The project titled “The Political Rights and Behaviors of Non-Muslim Minorities in Turkey under Rising Political Polarity” on non-Muslim minorities in Turkey, carried out by Dr. Burcu Taşkın of our Department of Political Science and Public Administration and Utku Özer from Panteion University, is entitled to receive a research grant from the Research Center for Humanities.
In the project, Taşkın focused on how new ways could be developed to protect and exercise the rights of non-Muslim minorities in Turkey in a political atmosphere that has polarized between the ruling and opposition sectors since 2013 and is now reflected in electoral alliances.
In the study, which mainly builds on identities the increasing political polarization in Turkey since 2013 due to various political and social events such as the Gezi Events, terrorist attacks, presidential elections and military uprisings, the researchers focus on the political behavior of non-Muslim minorities in Turkey, emphasizing generating creative solutions to protect their collective and individual rights. In the study, minority communities’ perceptions of political polarization, which targets them twice and limits political inclusion that allows them to express their rights and demands, were also discussed by the authors in the context of political democratization.
According to the researchers, the presence of minority deputies in the Turkish parliament since 2015 has made this study important in terms of revealing the political behaviors and preferences of minority groups. In the study, which utilized face-to-face interviews and surveys with prominent politicians, journalists, and academics from each minority group as a methodology, it was aimed to determine whether the minorities preferred to stay in the current ruling party, to vote for the secular parties closer to them or to vote for the parties that nominated candidates from the minorities.

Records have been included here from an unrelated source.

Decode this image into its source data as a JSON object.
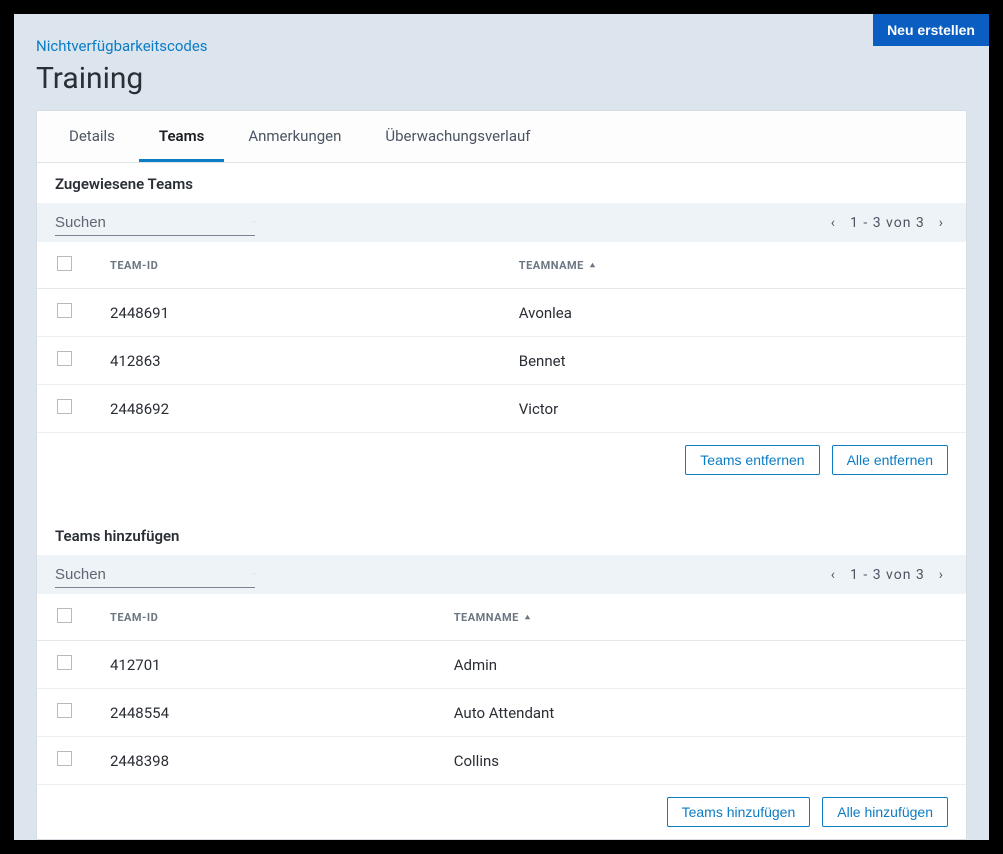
{
  "header": {
    "breadcrumb": "Nichtverfügbarkeitscodes",
    "title": "Training",
    "create_button": "Neu erstellen"
  },
  "tabs": [
    {
      "label": "Details",
      "active": false
    },
    {
      "label": "Teams",
      "active": true
    },
    {
      "label": "Anmerkungen",
      "active": false
    },
    {
      "label": "Überwachungsverlauf",
      "active": false
    }
  ],
  "assigned": {
    "title": "Zugewiesene Teams",
    "search_placeholder": "Suchen",
    "pager": "1 - 3 von 3",
    "columns": {
      "team_id": "TEAM-ID",
      "team_name": "TEAMNAME"
    },
    "rows": [
      {
        "id": "2448691",
        "name": "Avonlea"
      },
      {
        "id": "412863",
        "name": "Bennet"
      },
      {
        "id": "2448692",
        "name": "Victor"
      }
    ],
    "actions": {
      "remove": "Teams entfernen",
      "remove_all": "Alle entfernen"
    }
  },
  "add": {
    "title": "Teams hinzufügen",
    "search_placeholder": "Suchen",
    "pager": "1 - 3 von 3",
    "columns": {
      "team_id": "TEAM-ID",
      "team_name": "TEAMNAME"
    },
    "rows": [
      {
        "id": "412701",
        "name": "Admin"
      },
      {
        "id": "2448554",
        "name": "Auto Attendant"
      },
      {
        "id": "2448398",
        "name": "Collins"
      }
    ],
    "actions": {
      "add": "Teams hinzufügen",
      "add_all": "Alle hinzufügen"
    }
  }
}
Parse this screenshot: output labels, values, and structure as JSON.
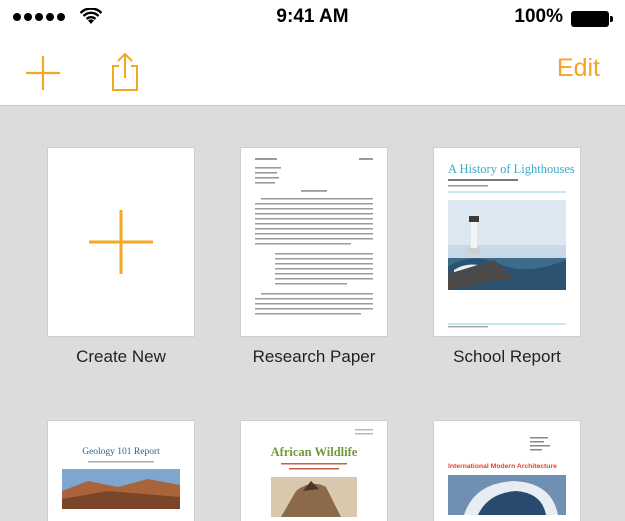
{
  "status": {
    "time": "9:41 AM",
    "battery": "100%"
  },
  "nav": {
    "edit_label": "Edit"
  },
  "templates": [
    {
      "label": "Create New"
    },
    {
      "label": "Research Paper"
    },
    {
      "label": "School Report",
      "doc_title": "A History of Lighthouses"
    },
    {
      "label": "",
      "doc_title": "Geology 101 Report"
    },
    {
      "label": "",
      "doc_title": "African Wildlife"
    },
    {
      "label": "",
      "doc_title": "International Modern Architecture"
    }
  ],
  "colors": {
    "accent": "#f5a623",
    "background": "#dcdcdc"
  }
}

The topics covered in the study also included recording the effectiveness of minority deputies in the Turkish parliament in terms of field work, as well as interviews with minority deputies and clarifying the discourses adopted by these communities. The research also revealed the impact of Turkey’s recent bilateral tensions between minority groups’ kin states (Greece, Armenia, and Israel) and its much-discussed policies, such as the reopening of the Hagia Sophia and Chora museums as mosques in the summer of 2020.